The result of this massive survey is an exhaustive guide to family history sources in German archives at every level of jurisdiction, public and private. Anyone searching for data about people who lived in Germany in the past need only determine which archives today have jurisdiction over the records that were created by church or state institutions. The Locality Index at the back of Ancestors in German Archives, moreover, makes this task even easier because it identifies every town with an archive, no matter what kind.
Let’s return to the questions we initially asked as it relates to a German genealogy search: If you find a ship’s passenger record for a German ancestor, will you automatically know where to look for your ancestor’s records in Germany?
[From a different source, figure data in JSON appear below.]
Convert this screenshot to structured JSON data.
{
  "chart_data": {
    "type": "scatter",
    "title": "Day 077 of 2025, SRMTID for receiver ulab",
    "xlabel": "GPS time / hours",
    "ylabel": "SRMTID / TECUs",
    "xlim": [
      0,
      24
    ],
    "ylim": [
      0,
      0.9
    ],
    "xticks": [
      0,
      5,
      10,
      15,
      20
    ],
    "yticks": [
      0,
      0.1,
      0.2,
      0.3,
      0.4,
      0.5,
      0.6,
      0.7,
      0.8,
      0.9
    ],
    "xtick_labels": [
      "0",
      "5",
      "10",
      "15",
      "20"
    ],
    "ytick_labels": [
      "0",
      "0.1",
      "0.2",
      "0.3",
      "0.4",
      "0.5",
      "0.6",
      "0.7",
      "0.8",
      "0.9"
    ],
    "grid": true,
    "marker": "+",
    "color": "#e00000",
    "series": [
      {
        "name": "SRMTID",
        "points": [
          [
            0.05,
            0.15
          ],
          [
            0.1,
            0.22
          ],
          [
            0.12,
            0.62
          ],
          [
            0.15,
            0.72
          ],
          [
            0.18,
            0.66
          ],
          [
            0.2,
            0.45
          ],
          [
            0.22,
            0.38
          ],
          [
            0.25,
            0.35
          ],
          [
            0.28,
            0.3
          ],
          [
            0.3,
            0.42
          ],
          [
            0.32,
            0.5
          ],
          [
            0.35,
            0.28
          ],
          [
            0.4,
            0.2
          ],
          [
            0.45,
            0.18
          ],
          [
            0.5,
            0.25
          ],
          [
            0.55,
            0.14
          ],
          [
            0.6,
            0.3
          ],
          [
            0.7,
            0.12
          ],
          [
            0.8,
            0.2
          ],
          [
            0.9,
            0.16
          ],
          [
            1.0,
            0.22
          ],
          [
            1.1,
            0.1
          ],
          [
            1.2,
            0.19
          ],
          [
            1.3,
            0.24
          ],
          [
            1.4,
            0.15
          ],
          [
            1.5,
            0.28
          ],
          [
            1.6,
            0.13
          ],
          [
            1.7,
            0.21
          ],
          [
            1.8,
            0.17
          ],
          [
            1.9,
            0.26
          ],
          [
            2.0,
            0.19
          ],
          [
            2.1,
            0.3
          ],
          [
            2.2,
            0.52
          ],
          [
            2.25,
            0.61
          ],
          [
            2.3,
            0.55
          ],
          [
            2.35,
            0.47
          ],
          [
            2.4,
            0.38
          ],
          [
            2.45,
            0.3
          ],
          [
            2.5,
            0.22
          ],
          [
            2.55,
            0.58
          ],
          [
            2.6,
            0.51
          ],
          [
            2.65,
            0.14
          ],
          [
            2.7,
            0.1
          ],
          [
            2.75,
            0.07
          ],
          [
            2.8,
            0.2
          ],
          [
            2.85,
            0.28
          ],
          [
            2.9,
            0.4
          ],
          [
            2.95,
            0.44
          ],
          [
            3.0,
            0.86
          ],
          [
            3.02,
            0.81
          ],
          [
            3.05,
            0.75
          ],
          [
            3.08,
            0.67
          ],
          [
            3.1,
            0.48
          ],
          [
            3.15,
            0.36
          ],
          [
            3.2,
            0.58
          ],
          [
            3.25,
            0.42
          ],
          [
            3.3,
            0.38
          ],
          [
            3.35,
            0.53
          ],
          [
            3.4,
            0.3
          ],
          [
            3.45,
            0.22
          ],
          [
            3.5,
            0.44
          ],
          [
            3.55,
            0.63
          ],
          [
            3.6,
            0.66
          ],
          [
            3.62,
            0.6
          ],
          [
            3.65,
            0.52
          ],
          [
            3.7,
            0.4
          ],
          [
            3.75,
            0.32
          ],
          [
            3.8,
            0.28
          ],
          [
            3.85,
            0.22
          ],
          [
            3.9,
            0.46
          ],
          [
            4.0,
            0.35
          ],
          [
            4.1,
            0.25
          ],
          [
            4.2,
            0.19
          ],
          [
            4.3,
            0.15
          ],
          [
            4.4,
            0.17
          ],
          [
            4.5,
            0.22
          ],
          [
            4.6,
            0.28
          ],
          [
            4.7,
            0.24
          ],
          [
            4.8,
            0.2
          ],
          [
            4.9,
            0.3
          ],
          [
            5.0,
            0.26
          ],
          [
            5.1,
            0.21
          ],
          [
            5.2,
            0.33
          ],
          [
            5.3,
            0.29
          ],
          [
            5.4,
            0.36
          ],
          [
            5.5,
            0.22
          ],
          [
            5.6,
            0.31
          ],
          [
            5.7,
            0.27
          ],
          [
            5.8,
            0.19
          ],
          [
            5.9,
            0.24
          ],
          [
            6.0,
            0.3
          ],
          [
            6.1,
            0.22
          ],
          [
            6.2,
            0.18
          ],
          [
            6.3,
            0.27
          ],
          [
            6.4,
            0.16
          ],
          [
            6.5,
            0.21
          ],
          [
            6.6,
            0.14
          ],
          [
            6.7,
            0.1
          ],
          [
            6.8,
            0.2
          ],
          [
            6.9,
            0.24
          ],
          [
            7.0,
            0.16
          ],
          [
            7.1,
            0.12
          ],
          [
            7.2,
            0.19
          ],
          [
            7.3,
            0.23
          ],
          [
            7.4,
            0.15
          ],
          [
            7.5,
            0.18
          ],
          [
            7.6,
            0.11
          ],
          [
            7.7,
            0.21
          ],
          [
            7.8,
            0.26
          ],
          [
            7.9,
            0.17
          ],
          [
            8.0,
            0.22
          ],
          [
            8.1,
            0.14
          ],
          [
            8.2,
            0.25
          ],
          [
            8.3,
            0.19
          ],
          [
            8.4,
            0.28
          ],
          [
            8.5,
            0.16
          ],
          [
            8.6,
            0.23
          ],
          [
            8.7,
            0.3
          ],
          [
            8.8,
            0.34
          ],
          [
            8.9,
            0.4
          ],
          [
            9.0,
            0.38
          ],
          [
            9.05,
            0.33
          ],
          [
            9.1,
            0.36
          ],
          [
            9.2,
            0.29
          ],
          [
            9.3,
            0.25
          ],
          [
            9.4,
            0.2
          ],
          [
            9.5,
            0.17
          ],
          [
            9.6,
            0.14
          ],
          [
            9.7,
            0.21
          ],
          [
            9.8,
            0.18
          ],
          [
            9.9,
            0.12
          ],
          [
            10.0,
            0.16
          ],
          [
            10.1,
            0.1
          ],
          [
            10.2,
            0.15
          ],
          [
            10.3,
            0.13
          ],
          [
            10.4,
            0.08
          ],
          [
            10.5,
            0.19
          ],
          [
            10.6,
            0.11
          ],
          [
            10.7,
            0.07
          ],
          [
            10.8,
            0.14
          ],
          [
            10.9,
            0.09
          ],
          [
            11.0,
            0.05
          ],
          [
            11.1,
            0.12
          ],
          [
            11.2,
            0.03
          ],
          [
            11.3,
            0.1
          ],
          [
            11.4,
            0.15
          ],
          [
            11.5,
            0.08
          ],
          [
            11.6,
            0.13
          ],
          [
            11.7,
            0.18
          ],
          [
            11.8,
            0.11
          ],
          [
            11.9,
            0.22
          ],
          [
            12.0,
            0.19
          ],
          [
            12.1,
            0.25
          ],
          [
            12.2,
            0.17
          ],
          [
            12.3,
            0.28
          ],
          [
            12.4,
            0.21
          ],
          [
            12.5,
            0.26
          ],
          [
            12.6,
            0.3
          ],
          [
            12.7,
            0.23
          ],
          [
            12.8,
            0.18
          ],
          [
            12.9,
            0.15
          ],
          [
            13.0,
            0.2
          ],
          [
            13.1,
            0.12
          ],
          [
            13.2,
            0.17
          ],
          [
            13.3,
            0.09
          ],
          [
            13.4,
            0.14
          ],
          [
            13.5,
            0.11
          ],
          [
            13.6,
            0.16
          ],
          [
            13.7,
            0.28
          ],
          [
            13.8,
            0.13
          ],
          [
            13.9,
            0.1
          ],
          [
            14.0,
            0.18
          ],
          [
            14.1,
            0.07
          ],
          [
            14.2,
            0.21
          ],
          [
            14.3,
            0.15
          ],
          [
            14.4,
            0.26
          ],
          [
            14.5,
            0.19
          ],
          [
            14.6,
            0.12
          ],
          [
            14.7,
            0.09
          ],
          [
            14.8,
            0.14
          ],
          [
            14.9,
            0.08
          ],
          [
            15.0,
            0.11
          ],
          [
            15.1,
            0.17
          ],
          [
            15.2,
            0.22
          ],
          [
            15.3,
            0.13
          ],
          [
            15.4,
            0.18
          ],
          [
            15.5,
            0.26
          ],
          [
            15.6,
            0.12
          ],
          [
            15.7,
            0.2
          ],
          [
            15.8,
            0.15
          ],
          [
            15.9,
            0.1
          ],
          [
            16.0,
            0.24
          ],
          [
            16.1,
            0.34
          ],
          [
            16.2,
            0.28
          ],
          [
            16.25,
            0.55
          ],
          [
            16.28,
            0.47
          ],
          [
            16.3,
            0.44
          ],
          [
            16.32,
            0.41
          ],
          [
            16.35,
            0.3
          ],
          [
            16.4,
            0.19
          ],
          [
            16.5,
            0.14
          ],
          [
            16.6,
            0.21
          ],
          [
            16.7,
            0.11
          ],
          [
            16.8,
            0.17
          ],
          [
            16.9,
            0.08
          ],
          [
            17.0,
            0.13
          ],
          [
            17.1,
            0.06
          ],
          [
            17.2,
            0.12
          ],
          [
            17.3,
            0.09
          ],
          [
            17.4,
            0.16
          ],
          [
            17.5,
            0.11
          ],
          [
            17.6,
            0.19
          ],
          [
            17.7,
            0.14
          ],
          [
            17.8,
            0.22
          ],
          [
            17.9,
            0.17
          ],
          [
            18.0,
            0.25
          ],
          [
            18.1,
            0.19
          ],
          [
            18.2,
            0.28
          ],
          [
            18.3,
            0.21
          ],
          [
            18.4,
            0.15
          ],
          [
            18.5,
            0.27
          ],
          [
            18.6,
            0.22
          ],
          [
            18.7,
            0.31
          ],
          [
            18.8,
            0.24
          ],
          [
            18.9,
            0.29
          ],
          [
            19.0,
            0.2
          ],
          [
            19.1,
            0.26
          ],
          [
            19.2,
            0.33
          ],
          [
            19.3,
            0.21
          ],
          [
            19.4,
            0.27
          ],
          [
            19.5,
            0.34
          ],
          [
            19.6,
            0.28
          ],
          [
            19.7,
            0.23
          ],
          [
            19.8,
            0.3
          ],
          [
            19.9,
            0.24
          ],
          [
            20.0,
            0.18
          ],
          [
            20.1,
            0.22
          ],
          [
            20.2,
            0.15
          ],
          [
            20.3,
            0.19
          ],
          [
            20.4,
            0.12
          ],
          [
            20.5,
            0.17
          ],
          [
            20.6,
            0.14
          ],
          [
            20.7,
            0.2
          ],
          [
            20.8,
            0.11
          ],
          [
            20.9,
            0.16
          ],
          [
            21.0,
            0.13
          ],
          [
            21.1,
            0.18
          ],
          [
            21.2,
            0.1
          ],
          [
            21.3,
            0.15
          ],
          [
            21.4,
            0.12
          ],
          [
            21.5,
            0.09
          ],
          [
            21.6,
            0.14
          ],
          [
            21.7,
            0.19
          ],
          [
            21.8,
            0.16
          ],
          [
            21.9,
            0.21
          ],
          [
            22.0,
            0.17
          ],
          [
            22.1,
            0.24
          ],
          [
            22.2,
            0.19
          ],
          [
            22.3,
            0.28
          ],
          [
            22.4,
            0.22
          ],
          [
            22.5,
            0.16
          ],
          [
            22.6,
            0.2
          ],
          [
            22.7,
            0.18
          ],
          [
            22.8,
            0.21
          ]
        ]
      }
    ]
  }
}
If you cannot find the passenger record, does this mean that you will never learn where your German ancestor came from?
If you find a passenger record that states when and from where in Germany your ancestor came, you still have to figure out what German state, city, parish, or other repository has control of his/her records. If you cannot find a passenger record but have a rough idea of your German ancestor’s origins (e.g., from Heidelberg after the U.S. Civil War), you may be able to skip over the missing passenger list and go directly to German vital records for your ancestor. Whichever the case, Ancestors in German Archives will make your task far easier than ever before. It is a one-stop guide to genealogical sources in Germany, and, most importantly, it answers the fundamental questions about the very existence of genealogical records in Germany and paves the way for successful research.